Dominguez was asked for her vision for the department and her assessment of the state of community policing in New Haven more broadly. In response, Dominguez recalled walking the beat when she first joined the force nearly two decades ago.
“While that may have changed, we have not lost the essence of community policing, in what we want to deliver to the community,” she said. “We believe in that collaboration. We believe in knowing our officers. And we believe in doing everything we can together. We’re not in this alone. We’re in this together as a community.”
Elicker chose Dominguez after interviewing both her and Capt. Anthony Duff about the chief’s position.
New Haven has never had a female permanent chief. Stephanie Redding served as interim chief for five weeks in 2010 after Chief James Lewis left town and before Chief Frank Limon came to town to replace him. (Redding did not apply for the permanent position.)
Dominguez had wanted to be cop since she was 8 years old. She began working on the Newtown police force while she was still in college, juggling night classes and finishing a degree in criminal justice at the University of New Haven while attending police academy. She transferred to New Haven two years later to be closer to her family.
In addition to providing continuity, Dominguez will be auditioning, in a sense, for the permanent chief position. If she takes on the chief’s job on a more permanent basis in 2022, she would need to move into the city.
Williams: What About The Community?
Halfway through the presser, community activist and small business construction contractor Rodney Williams (pictured) pressed the mayor and police chiefs about what the revolving door at the top of the department.

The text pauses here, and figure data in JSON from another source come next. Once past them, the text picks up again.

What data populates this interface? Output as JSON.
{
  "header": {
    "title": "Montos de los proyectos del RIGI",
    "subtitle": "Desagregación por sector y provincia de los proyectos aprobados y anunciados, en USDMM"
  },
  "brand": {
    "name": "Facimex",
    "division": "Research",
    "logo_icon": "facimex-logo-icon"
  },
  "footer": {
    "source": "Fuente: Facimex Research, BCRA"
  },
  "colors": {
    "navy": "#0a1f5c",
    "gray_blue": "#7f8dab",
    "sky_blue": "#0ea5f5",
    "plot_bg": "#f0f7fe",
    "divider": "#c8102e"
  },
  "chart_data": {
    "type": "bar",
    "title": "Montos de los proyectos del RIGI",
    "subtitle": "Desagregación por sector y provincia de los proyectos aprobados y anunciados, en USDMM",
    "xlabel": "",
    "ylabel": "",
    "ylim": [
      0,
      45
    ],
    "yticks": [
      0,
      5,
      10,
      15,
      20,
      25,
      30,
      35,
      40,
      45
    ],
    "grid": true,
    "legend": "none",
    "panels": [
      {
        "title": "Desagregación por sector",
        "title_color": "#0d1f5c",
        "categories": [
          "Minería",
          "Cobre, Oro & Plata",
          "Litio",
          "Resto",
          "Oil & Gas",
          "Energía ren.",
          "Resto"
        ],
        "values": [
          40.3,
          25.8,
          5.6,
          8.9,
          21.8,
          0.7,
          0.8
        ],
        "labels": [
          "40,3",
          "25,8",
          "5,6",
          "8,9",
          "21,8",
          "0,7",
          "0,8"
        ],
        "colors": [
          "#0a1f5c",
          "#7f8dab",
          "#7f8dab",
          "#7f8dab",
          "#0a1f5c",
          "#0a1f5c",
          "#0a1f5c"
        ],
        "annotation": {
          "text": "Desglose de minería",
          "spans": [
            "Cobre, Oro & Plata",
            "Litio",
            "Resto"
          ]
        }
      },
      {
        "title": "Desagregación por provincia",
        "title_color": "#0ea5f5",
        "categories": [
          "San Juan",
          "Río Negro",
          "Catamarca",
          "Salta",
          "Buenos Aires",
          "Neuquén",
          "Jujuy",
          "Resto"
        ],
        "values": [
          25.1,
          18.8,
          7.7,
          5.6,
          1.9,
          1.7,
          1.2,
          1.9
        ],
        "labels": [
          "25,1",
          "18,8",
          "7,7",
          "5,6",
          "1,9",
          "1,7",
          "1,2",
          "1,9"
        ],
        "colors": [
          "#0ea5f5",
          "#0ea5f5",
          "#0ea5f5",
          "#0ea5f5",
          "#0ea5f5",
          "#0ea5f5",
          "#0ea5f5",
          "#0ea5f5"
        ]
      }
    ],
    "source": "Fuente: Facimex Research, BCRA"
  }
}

The next chief will be the sixth since 2008.
“When you say this department is about community policing, and we keep getting chief after chief, we keep trying to establishing relationships with a chief … and then you just leave us,” those true community bonds with the leadership of the department can’t be formed, Williams argued.
Williams added that the mayor should have hosted Zoom community conversations about the next chief before announcing his pick.
“The community needs to be involved in decisions with the future of the New Haven PD, or let’s not call it community policing,” he said.
Elicker (pictured) acknowledged that the NHPD has had much change in leadership over the past decade.
“Ideally, we’d have a police chief who is there for a very, very long time,” he said. “We don’t live in a perfect world. I’ll do what I can to make sure we have a police chief there for as long as possible.”
As for community input, Elicker said, “At the end of the day, the community did have a voice in electing me, and I need to own the decision about the success of the department in the end. I felt that this has happened very fast, and that it’s important at this time, with so much transition going on, for me to be clear about this acting position and announce that very quickly.”
Reyes added that his own dedication to the city did not begin two years ago when he ascended to the role of chief. “I’ve been providing my heart and soul to the city for 21 years” since joining the department.
The same is true for Dominguez, he said. “She didn’t start yesterday. There’s been continuity for almost 20 years of her serving the men and women of New Haven.”
Dawson said that naming Dominguez as acting chief fulfills the requirements of the city charter, which identifies the assistant chief in charge of patrol as next in line.
“She’s been doing a good job” as assistant chief, Dawson said. “She can manage it; she’s qualified.”